The mist’s inflow ceased. It hung still in the air, as if the wind had gone from hurricane to utter stillness in a single heartbeat.

“Within this body you will find the traces of one known as Eris, a girl,” Hesychia said. “She has been Marked for Death. You will find no soul within the Servitor offered as your sacrifice, but a taste of her; and with that taste, all you require to seek her out. I bind you to her; to a form that will reflect no attention on the Gray Council, that will allow you to move freely through this mortal world; you will kill her and her lover, Rook Korakos, and as your payment, you may take their souls before they die. The souls of two powerful adventurers—yours, before you return to the Aether. You will keep casualties to a minimum, but vanquish all those who stand in your way. You may claim any souls you desire to accomplish your purpose. When Eris is slain, this binding will be broken; you will be returned to your home until we next need your services. That is the deal I bind you to.”

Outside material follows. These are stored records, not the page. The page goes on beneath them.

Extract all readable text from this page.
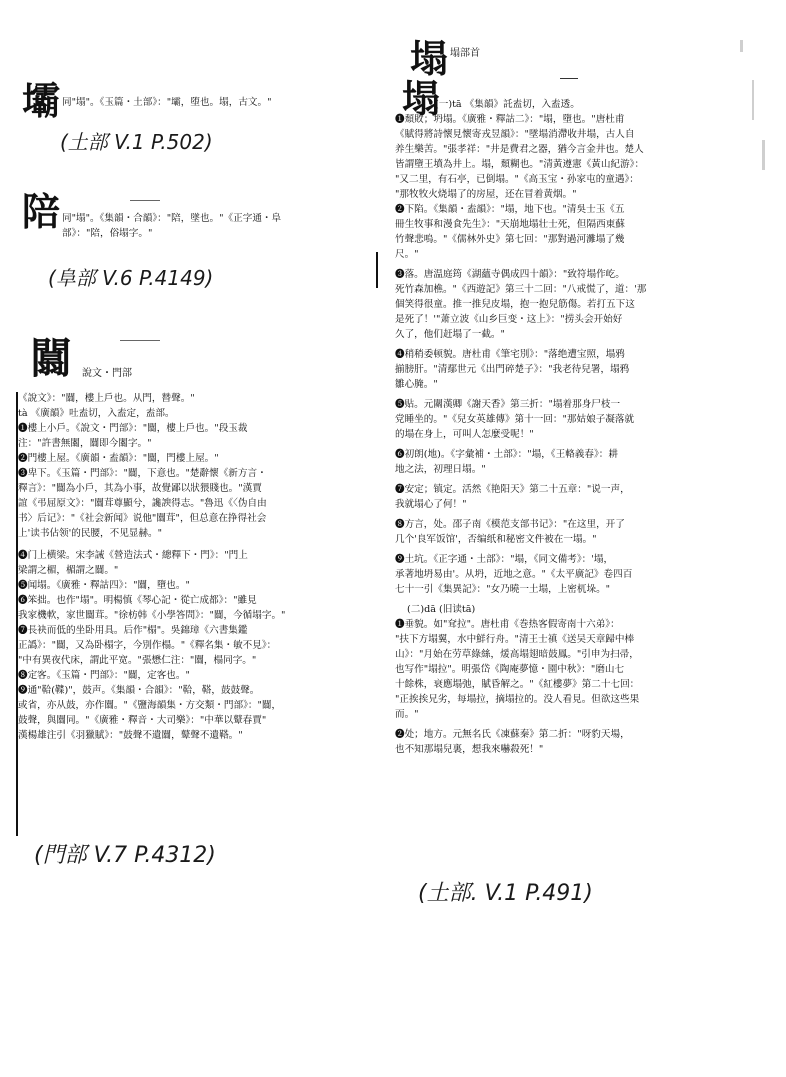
壩 同"塌"。《玉篇・土部》："壩，堕也。塌，古文。"

(土部 V.1 P.502)
陪 同"塌"。《集韻・合韻》："陪，墜也。"《正字通・阜

部》："陪，俗塌字。"

(阜部 V.6 P.4149)
闒 說文・門部

《說文》："闒，樓上戶也。从門，㬱聲。"

tà 《廣韻》吐盍切，入盍定，盍部。

❶樓上小戶。《說文・門部》："闒，樓上戶也。"段玉裁

注："許書無闟，闒即今闟字。"

❷門樓上屋。《廣韻・盍韻》："闒，門樓上屋。"

❸卑下。《玉篇・門部》："闒，下意也。"楚辭懷《新方言・

釋言》："闒為小戶，其為小事，故覺鄙以狀猥賤也。"漢賈

誼《弔屈原文》："闒茸尊顯兮，讒諛得志。"魯迅《〈伪自由

书〉后记》："《社会新闻》说他"闒茸"，但总意在挣得社会

上'读书佔领'的民腰，不见显赫。"

❹门上横梁。宋李誡《營造法式・總釋下・門》："門上

梁謂之楣，楣謂之闒。"

❺闻塌。《廣雅・釋詁四》："闒，墮也。"

❻笨拙。也作"塌"。明楊慎《琴心記・從亡成都》："雖見

我家機軟，家世闒茸。"徐枋韩《小學答問》："闒，今循塌字。"

❼長袂而低的坐卧用具。后作"榻"。吳錦璋《六書集鑑

正譌》："闒，又為卧榻字，今別作榻。"《釋名集・敏不見》：

"中有異夜代床，謂此平宽。"張懋仁注："闒，榻同字。"

❽定客。《玉篇・門部》："闒，定客也。"

❾通"鞈(鞢)"，鼓声。《集韻・合韻》："鞈，鞳，鼓鼓聲。

或省，亦从鼓，亦作闒。"《鹽海韻集・方交類・門部》："闒，

鼓聲，與闒同。"《廣雅・釋音・大司樂》："中華以鼙春賈"

漢楊雄注引《羽獵賦》："鼓聲不遺闒，鼙聲不遺鞳。"

(門部 V.7 P.4312)
塌 塌部首
塌

(一)tā 《集韻》託盍切，入盍透。

❶頹敗；坍塌。《廣雅・釋詁二》："塌，墮也。"唐杜甫

《賦得將詩懷見懷寄戎昱韻》："墜塌消滯收井塌，古人自

养生樂苦。"張孝祥："井是費君之器，猶今言金井也。楚人

皆謂墮王墳為井上。塌，頹糊也。"清黃遵憲《黃山紀游》：

"又二里，有石亭，已倒塌。"《高玉宝・孙家屯的童遇》：

"那牧牧火烧塌了的房屋，还在冒着黄烟。"

❷下陷。《集韻・盍韻》："塌，地下也。"清吳士玉《五

冊生牧事和漫食先生》："天崩地塌壮士死，但隔西東蘇

竹聲悲嗚。"《儒林外史》第七回："那對過河灘塌了幾

尺。"

❸落。唐温庭筠《湖蘊寺偶成四十韻》："致符塌作屹。

死竹森加樵。"《西遊記》第三十二回："八戒慌了，道：'那

個笑得很童。推一推兒皮塌，抱一抱兒筋傷。若打五下这

是死了！'"萧立波《山乡巨变・这上》："捞头会开始好

久了，他们赶塌了一截。"

❹稍稍委顿貌。唐杜甫《筆宅別》："落绝遭宝照，塌鸦

揃膀肝。"清鄢世元《出門碎楚子》："我老待兒署，塌鸦

雛心腌。"

❺贴。元關漢卿《謝天香》第三折："塌着那身尸枝一

党睡坐的。"《兒女英雄傳》第十一回："那姑娘子凝落就

的塌在身上，可叫人怎麼受呢！"

❻初朗(地)。《字彙補・土部》："塌，《王輅義春》：耕

地之法，初理日塌。"

❼安定；镇定。活然《艳阳天》第二十五章："说一声，

我就塌心了何！"

❽方言，处。邵子南《模范支部书记》："在这里，开了

几个'良军饭馆'，否编纸和秘密文件被在一塌。"

❾土坑。《正字通・土部》："塌，《同文備考》：'塌，

承著地坍易由'。从坍，近地之意。"《太平廣記》卷四百

七十一引《集異記》："女乃曉一土塌，上密杌垛。"

(二)dā (旧读tā)

❶垂貌。如"耷拉"。唐杜甫《巻热客假寄南十六弟》：

"扶下方塌翼，水中鮮行舟。"清王士禛《送吴天章歸中棒

山》："月始在劳草綠絲，煖高塌翅暗鼓鳳。"引申为扫帚，

也写作"塌拉"。明張岱《陶庵夢憶・園中秋》："磨山七

十餘株，衰應塌弛，賦昏解之。"《紅樓夢》第二十七回：

"正挨挨兄劣，每塌拉，摘塌拉的。没人看見。但欲这些果

而。"

❷处；地方。元無名氏《凍蘇秦》第二折："呀豹天場，

也不知那塌兒裏，想我來嚇殺死！"

(土部. V.1 P.491)
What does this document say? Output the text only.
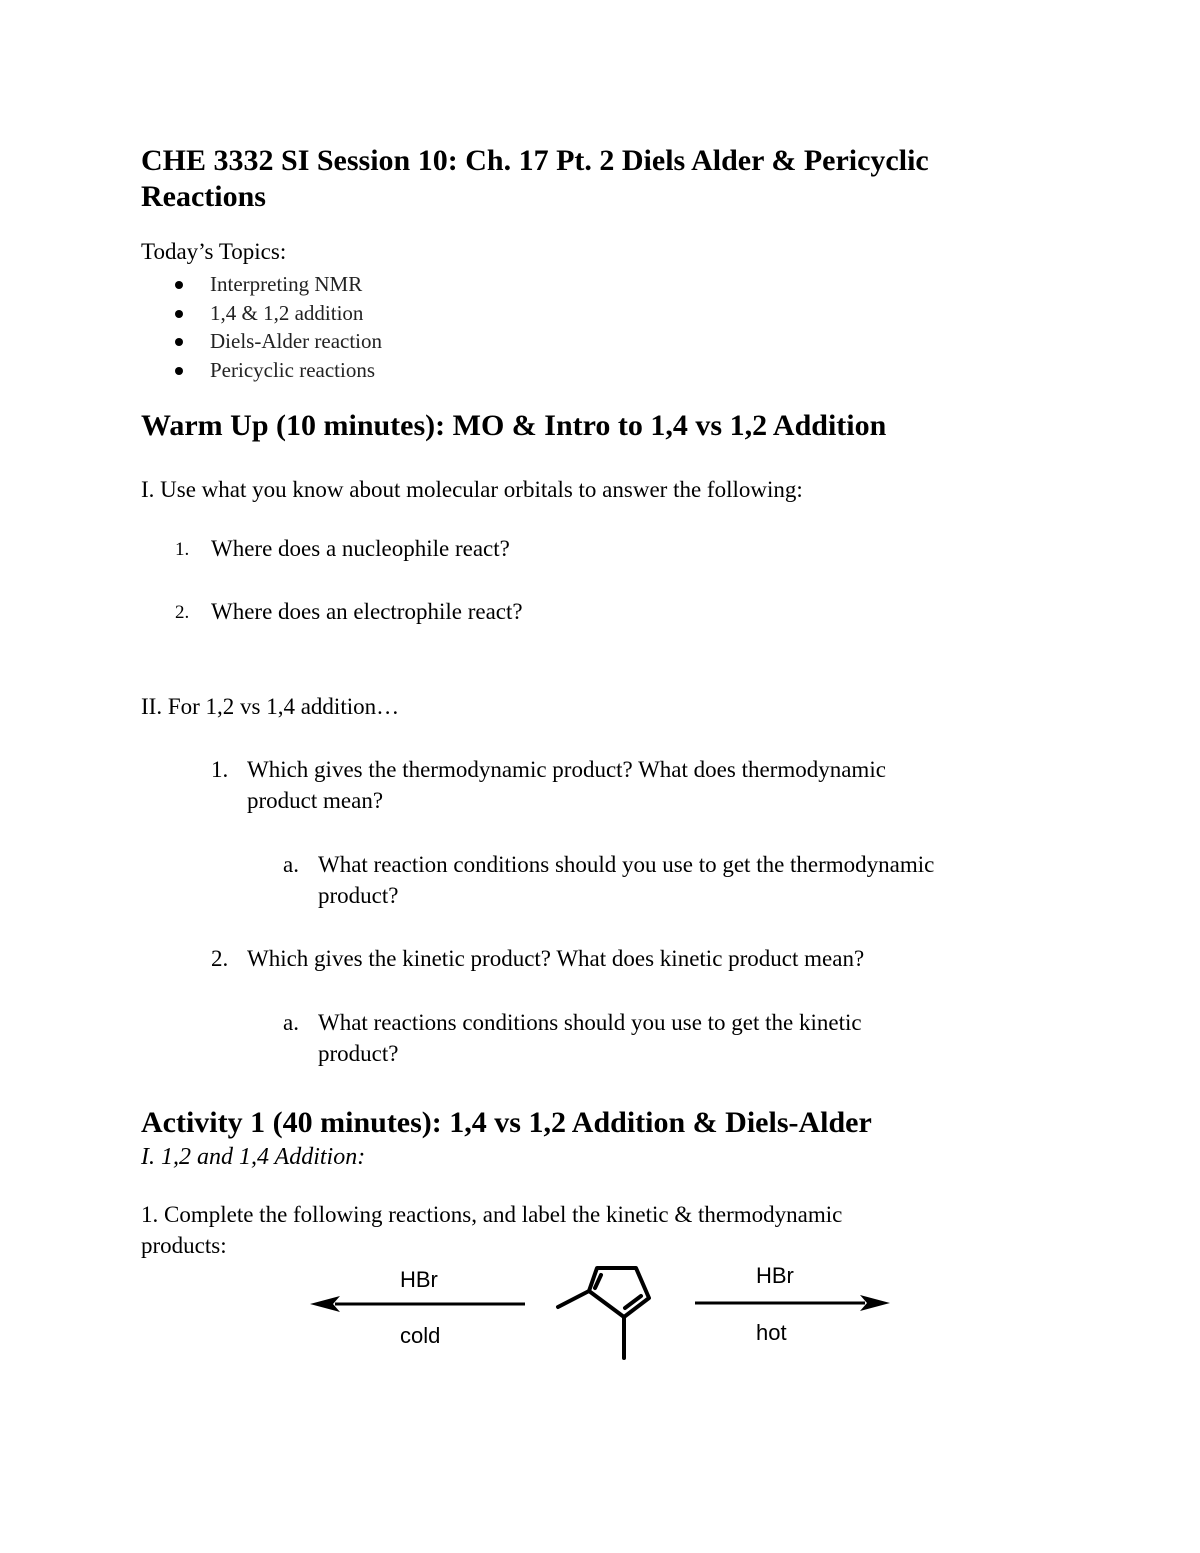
CHE 3332 SI Session 10: Ch. 17 Pt. 2 Diels Alder & Pericyclic Reactions
Today’s Topics:
Interpreting NMR
1,4 & 1,2 addition
Diels-Alder reaction
Pericyclic reactions
Warm Up (10 minutes): MO & Intro to 1,4 vs 1,2 Addition
I. Use what you know about molecular orbitals to answer the following:
1. Where does a nucleophile react?
2. Where does an electrophile react?
II. For 1,2 vs 1,4 addition…
1. Which gives the thermodynamic product? What does thermodynamic
product mean?
a. What reaction conditions should you use to get the thermodynamic
product?
2. Which gives the kinetic product? What does kinetic product mean?
a. What reactions conditions should you use to get the kinetic
product?
Activity 1 (40 minutes): 1,4 vs 1,2 Addition & Diels-Alder
I. 1,2 and 1,4 Addition:
1. Complete the following reactions, and label the kinetic & thermodynamic
products:
HBr
cold
HBr
hot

The violet miasma slithered like a cloud of snakes across Lukon’s body. Antinaz felt nothing of the demon through the wards set out between it and him, but it clearly listened to Hesychia’s commands.

“Take your sacrifice.”

A moment. The fog stilled again in the air. And then…it jolted. Again like a snake it smothered every inch of Lukon’s exposed skin, sealing him within a tomb of enraged air, and it tightened around his body, contracting, strangling him. He made no reaction but simply stood lifeless like a mannequin, until he finally fell to his knees, then to a fetal position, trapped within the confines of the circle. Soon he looked nothing more than a ball of glowing energy, a sphere of crackling purple lightning, but as the seconds passed the color faded. The motion in the clouds slowed. The lightning stopped.

A paleness emerged in its place. Then dark hair. Arms and legs. The violet cloud receded into the skin of an elf, tall and muscular, until there was nothing left at all but the unassuming, mundane shape of a normal female elf.

She stood. And there was nothing at all peculiar about her. She was truly an elf. Antinaz smiled. The Mark of Death might just work after all.